C’est un stage de préparation au bac de français. Quatre jours en rase campagne, dans un ancien pensionnat transformé en centre d’accueil pour colonies de vacances. Le soir, la prof a mis en place un petit jeu d’improvisation. Le principe : s’asseoir sur une chaise au milieu de ses camarades et parler. « De soi, de sa situation, de ses projets, de ses passions. Sans rire. » Le temps qu’une bougie se consume.
Le tour de Brahim approche. Mais il n’a rien à dire. Il ne veut rien dire. « J’arrête. J’arrache ma langue, je vide ma tête, j’écris fin. Et puis plus rien. Ce serait bien. Mais on peut pas s’arrêter de penser. Penser à rien, ça n’existe pas, c’est impossible ça. » Alors Brahim va parler. Raconter sa passion pour l’Allemagne, pour la langue et les pâtisseries allemandes surtout. Chaque été il rend visite à son oncle, à Dresde. Voila, c’est ce qu’il va raconter. Les vacances, les gâteaux allemands. Le Stollen, le Käsekuchen, la Herrentorte. Les ingrédients, le mode de préparation, la cuisson. Pendant ce temps au moins, la cire pourra fondre. Mais emporté par les mots, Brahim aborde d’autres sujets. Son statut de FOI (Français d’Origine Incontrôlé) en opposition aux FOC (Français d’Origine Contrôlé), par exemple : « Moi je suis né en France d’une mère née en France. Mais manque de pot, mes grands-parents sont nés en Algérie. Alors ça me poursuivra jusqu’à la fin des temps, certainement. » Et là, les vannes s’ouvrent, la colère monte, Brahim change de ton…
Un bien joli texte sur la parole libérée d’un ado au départ plein de retenu dont l’armure se fendille peu à peu. L’émotion à fleur de peau, les confidences touchantes, le malaise lié à ses origines, tout s’enchaîne dans un flot ininterrompu. D’une seule voix. Une réussite de plus pour cette collection absolument incontournable.
Extrait :
« Dis rien s’il te plait, Brahim, dis rien, ça sert à rien.

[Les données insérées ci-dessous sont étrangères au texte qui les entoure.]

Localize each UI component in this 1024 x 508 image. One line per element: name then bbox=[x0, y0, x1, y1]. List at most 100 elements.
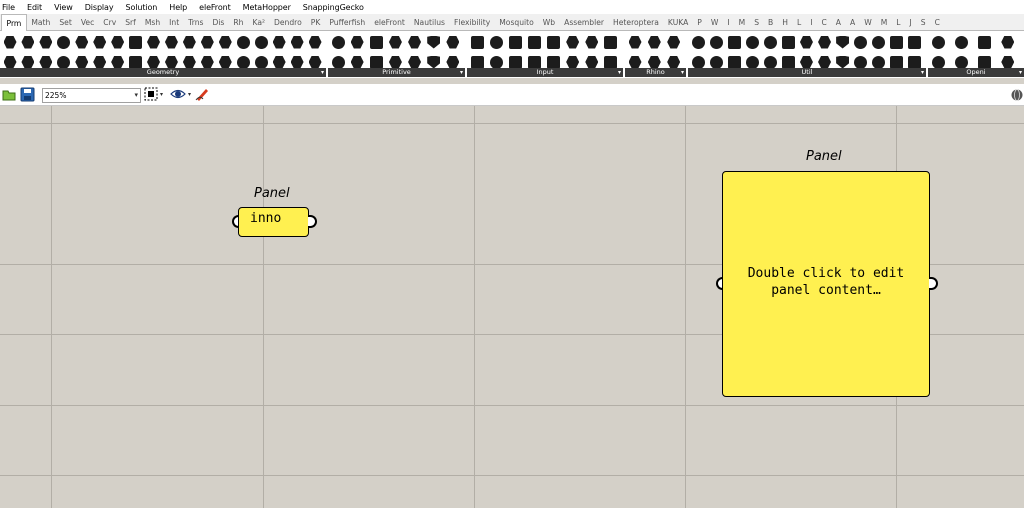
component-icon[interactable] bbox=[217, 34, 233, 50]
component-icon[interactable] bbox=[74, 34, 90, 50]
tab-20[interactable]: Assembler bbox=[560, 14, 609, 30]
sketch-pen-icon[interactable] bbox=[195, 86, 211, 102]
component-icon[interactable] bbox=[20, 34, 36, 50]
component-icon[interactable] bbox=[271, 34, 287, 50]
component-icon[interactable] bbox=[181, 34, 197, 50]
component-icon[interactable] bbox=[871, 34, 887, 50]
tab-27[interactable]: S bbox=[750, 14, 764, 30]
tab-30[interactable]: L bbox=[792, 14, 805, 30]
tab-2[interactable]: Set bbox=[55, 14, 76, 30]
tab-5[interactable]: Srf bbox=[121, 14, 141, 30]
tab-29[interactable]: H bbox=[778, 14, 793, 30]
component-icon[interactable] bbox=[445, 34, 461, 50]
preview-eye-icon[interactable] bbox=[170, 87, 194, 102]
component-icon[interactable] bbox=[1000, 34, 1016, 50]
tab-23[interactable]: P bbox=[693, 14, 707, 30]
component-icon[interactable] bbox=[307, 34, 323, 50]
tab-34[interactable]: A bbox=[845, 14, 859, 30]
tab-4[interactable]: Crv bbox=[99, 14, 121, 30]
component-icon[interactable] bbox=[488, 34, 504, 50]
component-icon[interactable] bbox=[744, 34, 760, 50]
tab-37[interactable]: L bbox=[892, 14, 905, 30]
component-icon[interactable] bbox=[163, 34, 179, 50]
component-icon[interactable] bbox=[853, 34, 869, 50]
ribbon-group-label[interactable]: Rhino bbox=[625, 68, 686, 77]
menu-help[interactable]: Help bbox=[169, 3, 187, 12]
component-icon[interactable] bbox=[407, 34, 423, 50]
ribbon-group-label[interactable]: Util bbox=[688, 68, 926, 77]
component-icon[interactable] bbox=[603, 34, 619, 50]
component-icon[interactable] bbox=[584, 34, 600, 50]
component-icon[interactable] bbox=[646, 34, 662, 50]
text-panel-small[interactable]: inno bbox=[238, 207, 309, 237]
panel-output-grip[interactable] bbox=[929, 277, 938, 290]
component-icon[interactable] bbox=[546, 34, 562, 50]
component-icon[interactable] bbox=[199, 34, 215, 50]
tab-13[interactable]: PK bbox=[306, 14, 325, 30]
tab-24[interactable]: W bbox=[706, 14, 723, 30]
component-icon[interactable] bbox=[780, 34, 796, 50]
component-icon[interactable] bbox=[2, 34, 18, 50]
tab-0[interactable]: Prm bbox=[1, 14, 27, 31]
tab-1[interactable]: Math bbox=[27, 14, 55, 30]
tab-26[interactable]: M bbox=[734, 14, 750, 30]
tab-31[interactable]: I bbox=[806, 14, 817, 30]
tab-6[interactable]: Msh bbox=[140, 14, 164, 30]
menu-edit[interactable]: Edit bbox=[27, 3, 42, 12]
component-icon[interactable] bbox=[708, 34, 724, 50]
tab-18[interactable]: Mosquito bbox=[495, 14, 539, 30]
tab-16[interactable]: Nautilus bbox=[409, 14, 449, 30]
tab-33[interactable]: A bbox=[831, 14, 845, 30]
tab-35[interactable]: W bbox=[860, 14, 877, 30]
tab-15[interactable]: eleFront bbox=[370, 14, 410, 30]
tab-9[interactable]: Dis bbox=[208, 14, 229, 30]
open-file-icon[interactable] bbox=[2, 87, 17, 102]
component-icon[interactable] bbox=[565, 34, 581, 50]
menu-elefront[interactable]: eleFront bbox=[199, 3, 231, 12]
tab-40[interactable]: C bbox=[930, 14, 944, 30]
component-icon[interactable] bbox=[798, 34, 814, 50]
tab-12[interactable]: Dendro bbox=[270, 14, 307, 30]
text-panel-large[interactable]: Double click to edit panel content… bbox=[722, 171, 930, 397]
component-icon[interactable] bbox=[56, 34, 72, 50]
component-icon[interactable] bbox=[253, 34, 269, 50]
globe-icon[interactable] bbox=[1010, 88, 1024, 102]
component-icon[interactable] bbox=[330, 34, 346, 50]
panel-output-grip[interactable] bbox=[308, 215, 317, 228]
component-icon[interactable] bbox=[110, 34, 126, 50]
zoom-select[interactable]: 225% ▾ bbox=[42, 88, 141, 103]
component-icon[interactable] bbox=[666, 34, 682, 50]
component-icon[interactable] bbox=[387, 34, 403, 50]
component-icon[interactable] bbox=[930, 34, 946, 50]
ribbon-group-label[interactable]: Openi bbox=[928, 68, 1024, 77]
component-icon[interactable] bbox=[426, 34, 442, 50]
selection-mode-icon[interactable] bbox=[144, 87, 166, 102]
tab-10[interactable]: Rh bbox=[229, 14, 248, 30]
component-icon[interactable] bbox=[349, 34, 365, 50]
component-icon[interactable] bbox=[368, 34, 384, 50]
tab-22[interactable]: KUKA bbox=[663, 14, 692, 30]
component-icon[interactable] bbox=[235, 34, 251, 50]
tab-7[interactable]: Int bbox=[165, 14, 184, 30]
tab-32[interactable]: C bbox=[817, 14, 831, 30]
tab-17[interactable]: Flexibility bbox=[450, 14, 495, 30]
component-icon[interactable] bbox=[907, 34, 923, 50]
menu-view[interactable]: View bbox=[54, 3, 73, 12]
component-icon[interactable] bbox=[953, 34, 969, 50]
tab-19[interactable]: Wb bbox=[538, 14, 559, 30]
component-icon[interactable] bbox=[817, 34, 833, 50]
menu-metahopper[interactable]: MetaHopper bbox=[243, 3, 291, 12]
menu-snappinggecko[interactable]: SnappingGecko bbox=[303, 3, 364, 12]
ribbon-group-label[interactable]: Primitive bbox=[328, 68, 465, 77]
menu-display[interactable]: Display bbox=[85, 3, 114, 12]
tab-25[interactable]: I bbox=[723, 14, 734, 30]
save-file-icon[interactable] bbox=[20, 87, 35, 102]
component-icon[interactable] bbox=[146, 34, 162, 50]
menu-solution[interactable]: Solution bbox=[125, 3, 157, 12]
component-icon[interactable] bbox=[762, 34, 778, 50]
component-icon[interactable] bbox=[627, 34, 643, 50]
component-icon[interactable] bbox=[38, 34, 54, 50]
component-icon[interactable] bbox=[469, 34, 485, 50]
component-icon[interactable] bbox=[977, 34, 993, 50]
component-icon[interactable] bbox=[92, 34, 108, 50]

Te fais pas remarquer et tout ira bien.
C’est le refrain de ma mère, pauvre mama, je t’aime, alors je ne dis rien, je presse sur mon ventre pour que ça s’enfonce tout au fond, et que ça sorte pas, hein, que ça sorte pas. Lisse, toujours lisse… Bien lavé, bien peigné, bien habillé, clean, cool, poli, propre sur moi, bon élève, délégué de classe, club de judo, groupe de rock, et aide aux devoirs pour les minots, tout comme il faut. Comme notre pelouse, devant notre pavillon de banlieue, la plus belle pelouse du lotissement, taillée aux ciseaux, pas une mauvaise herbe. Et les jardinières de fleurs sur mes rebords de fenêtres, et les rideaux lavés tous les quinze jours. Mes pantalons bien repassés, même les jeans – non, maman, on ne repasse pas les jeans-, et les baskets nettoyées tous les samedis… Lisse, bien lisse… Même le vocabulaire, propre, bien astiqué – dis pas ça Brahim, parle correctement Brahim – Et j’obéis, oui, maman, oui, maman… Lisse, lisse, lisse… ça sert à quoi ? Je m’appelle Brahim, justement, et j’ai les yeux noirs. Et ça, ça ne s’efface pas, ça ne se lisse pas. »
Rien dire de Bernard Friot. Actes Sud Junior, 2014. 78 pages. 9,00 euros. A partir de 13 ans.
Une nouvelle lecture commune du mardi que je partage comme d'habitude avec Noukette.